Les microprocesseurs utilisent des mémoires vives (appelées R.A.M. = Random Access Memory) dont la capacité était de 1 024 bits ou 1 K en 1970, 4 K en 1974, 16 K en 1980, 64 K en 1983 et certains affirment avoir mis au point une mémoire de 256 K. L’accumulation de si nombreuses informations sur une plaquette de silicium de quelques dizaines de millimètres carrés impose l’amélioration constante des circuits, et donc une gravure de plus en plus fine. Elle était de 6 µm pour les circuits des mémoires de 16 K, elle est de 3 µm pour les 64 K, elle devra être de 1,5 µm pour les 256 K (1). Il est clair, dans ces conditions, que tout l’environnement de ces circuits intégrés, pendant leur fabrication, ne doit pas amener d’impuretés susceptibles de créer un défaut dont la taille serait du même ordre de grandeur que celle de la gravure.

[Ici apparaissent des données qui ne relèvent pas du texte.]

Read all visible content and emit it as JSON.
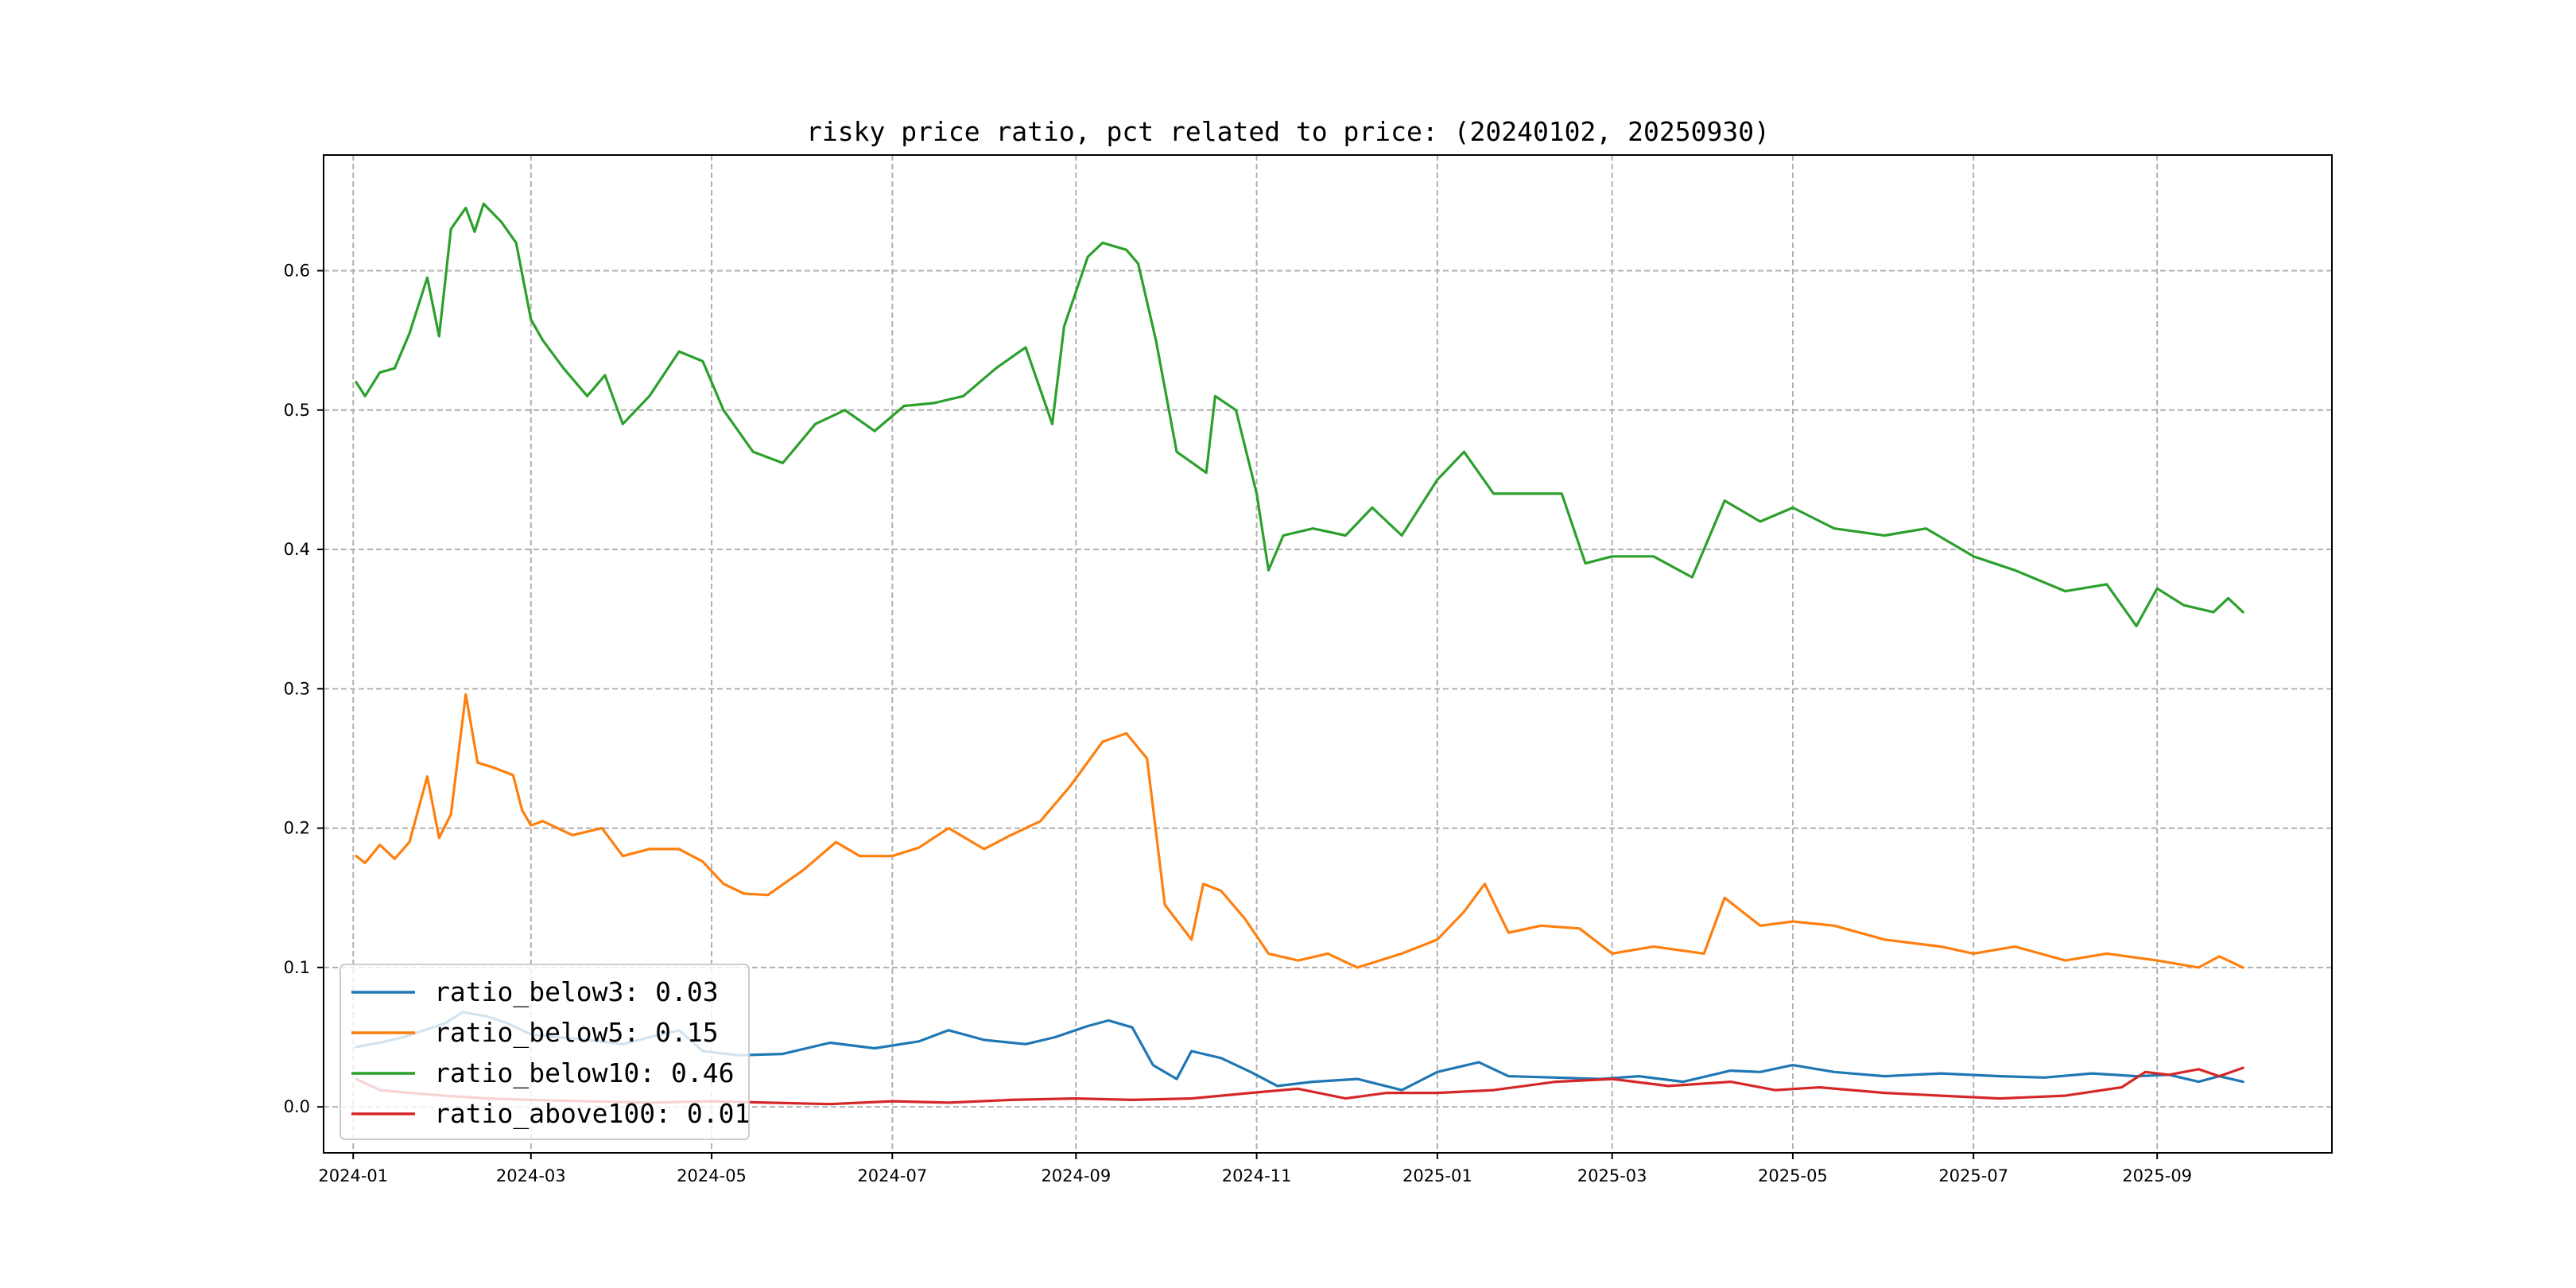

L’eau utilisée à divers stades de rinçage fait partie de cet environnement et doit donc être conforme à des spécifications de plus en plus dures ; et même si l’incidence de ses diverses caractéristiques physico-chimiques sur le rendement de la fabrication des composants électroniques n’est pas forcément quantifiable, l’eau fournie aux ateliers en zone blanche doit répondre aux critères sévères mentionnés dans le tableau 1 [(2) et (3)].
TABLEAU 1
Caractéristiques physicochimiques de l’eau distribuée en salles blanches
Résistivité électrique : | > 14 à 18 MΩ·cm à 25 °C |
Résidu d’évaporation : | < 0,3 à 1 mg/l |
SiO₂ dissous : | < 0,01 à 0,02 mg/l |
Nombre de bactéries : | < 10/ml |
Nombre de particules comprises entre 2 et 5 µm* : | < 2 000/l |
Nombre de particules supérieures à 5 µm* : | < 200/l |
*La taille maximale autorisée pour ces particules risque d’être abaissée, étant donné l’apparition de gravures de plus en plus fines.
Cette eau ultrapure doit être élaborée à partir de l’eau brute disponible dont la nature et la quantité d’impuretés vont déterminer les technologies à mettre en œuvre et le dimensionnement des installations.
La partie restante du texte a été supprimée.